How bad is pollution in China? So bad you can see it from space.

Wait, can't you do that in the US? Anyone who has flown into Los Angeles in the morning surely sees pollution. 

This is different. And worse. Plumes of several anthropogenic pollutants, especially particulate matter and carbon monoxide, at ground level over China can now be detected from space - something that was only possible higher up previously. The team used measurements by the Infrared Atmospheric Sounding Interferometer on board the MetOp satellite and the findings represent a crucial step towards improved monitoring of regional pollution and forecasting of local pollution episodes, especially in China.

China gets something of a cultural break from the rest of the world about its pollution. While American industry takes the blame for its CO2 emissions, Chinese industry is also blamed on...America. It's easy for environmentalists to blame the US for Chinese pollution but that won't reduce surface emissions or the estimated 300,000 premature deaths blamed on pollution each year. In January of 2013, Beijing suffered an unprecedented pollution episode, mainly due to seasonal coal consumption and unfavorable weather conditions (lack of wind plus temperature inversion) that trapped the pollutants at ground level.

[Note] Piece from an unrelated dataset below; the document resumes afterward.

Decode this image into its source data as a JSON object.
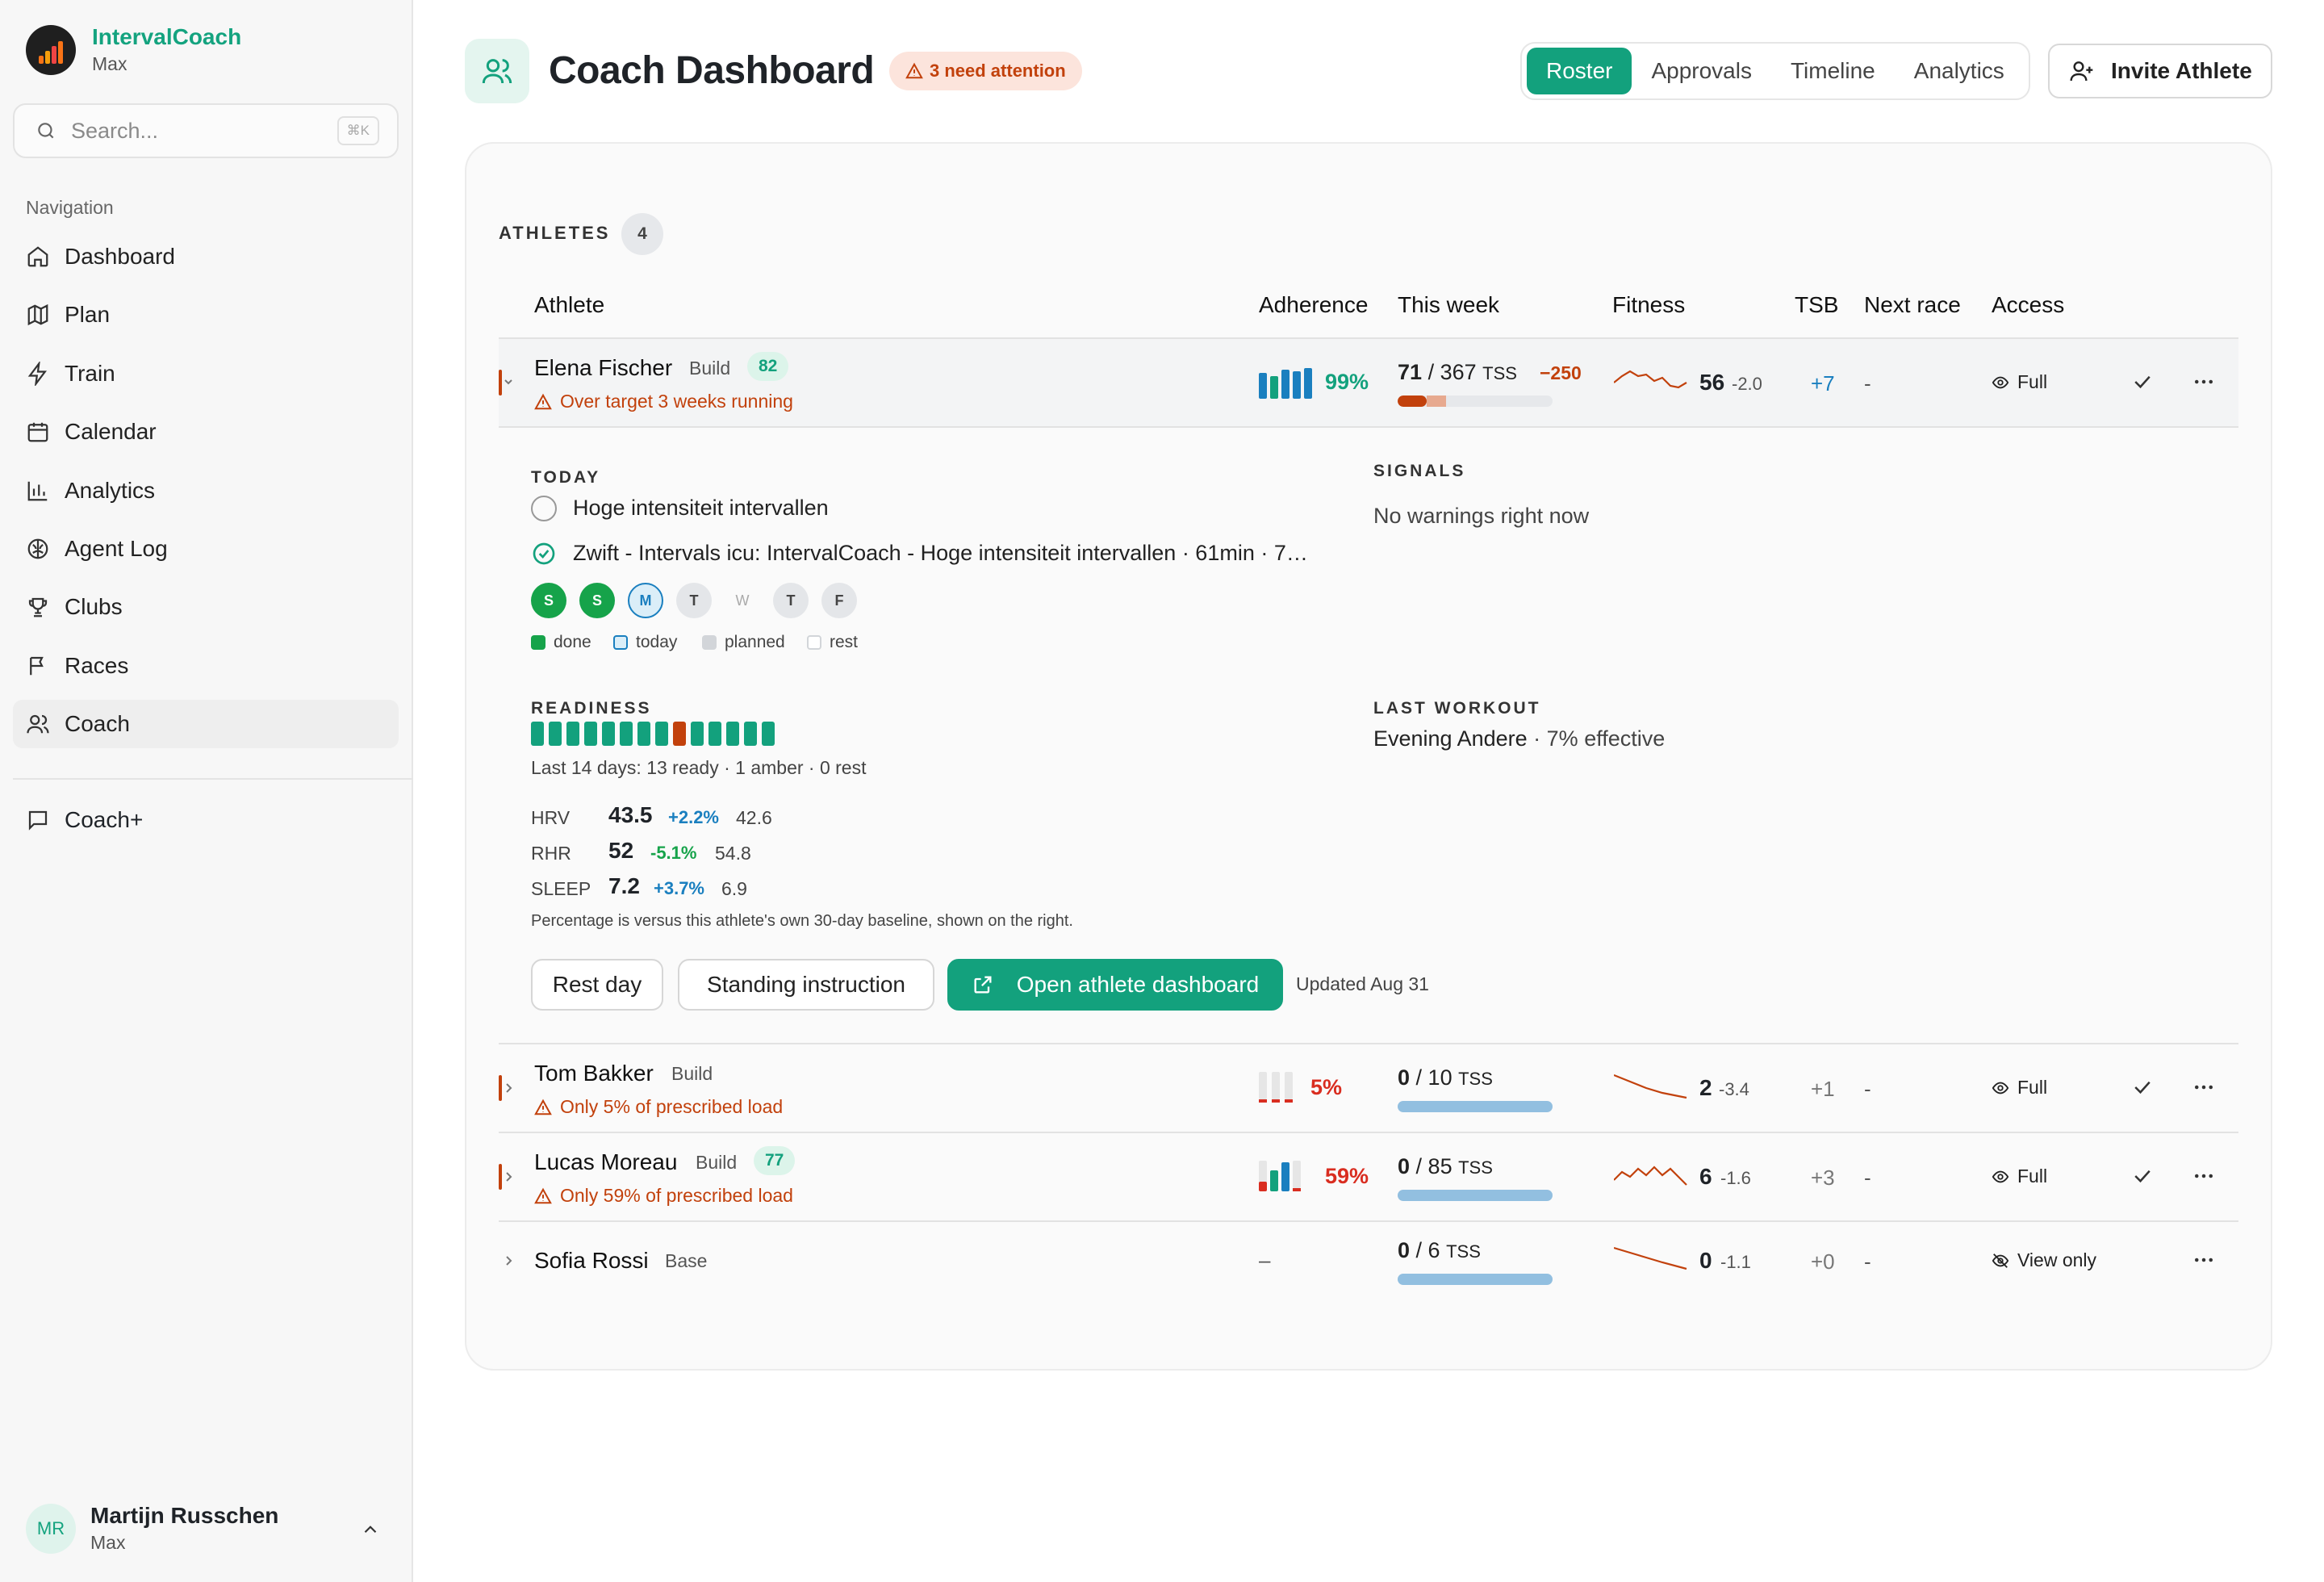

In many regions, atmospheric concentrations of particulate matter (PM) reached values considered harmful to human health, sometimes exceeding the daily threshold recommended by the World Health Organization (25 µg/m3) by a factor of nearly 40. In 2008, for the Olympics, the Communist party had to mitigate pollution by banning cars except for elites.

China has an air quality monitoring network that continuously provides measurements of key pollutants including PM, carbon monoxide (CO) and sulfur dioxide (SO2) but the geographical distribution of measuring stations is patchy, which makes it difficult to predict the development of pollution episodes. Satellite observations have excellent geographical coverage and horizontal resolution but they are best at altitudes of 3 to 10 km. Using satellites to determine atmospheric composition near ground level was complicated until now.

The researchers found that, contrary to expectations, the IASI sounder is able to detect plumes of pollutants even near ground level as long as two conditions are met: weather conditions must be stable, which leads to a build-up of pollutants at ground level, and there must be a significant temperature difference between the ground and the air just above the Earth's surface. In January 2013, IASI measured very high concentrations of anthropogenic pollutants such as CO, SO2, ammonia (NH3) and ammonium sulfate aerosols over Beijing and neighboring cities. The IASI infrared sounder thus proves to be well suited to monitoring these pollutants in such conditions.

With the launch of IASI-B, two IASI sounders are now able to collect infrared data from space and twice as much information has therefore been available since the end of January 2013.

Published in Geophysical Research Letters.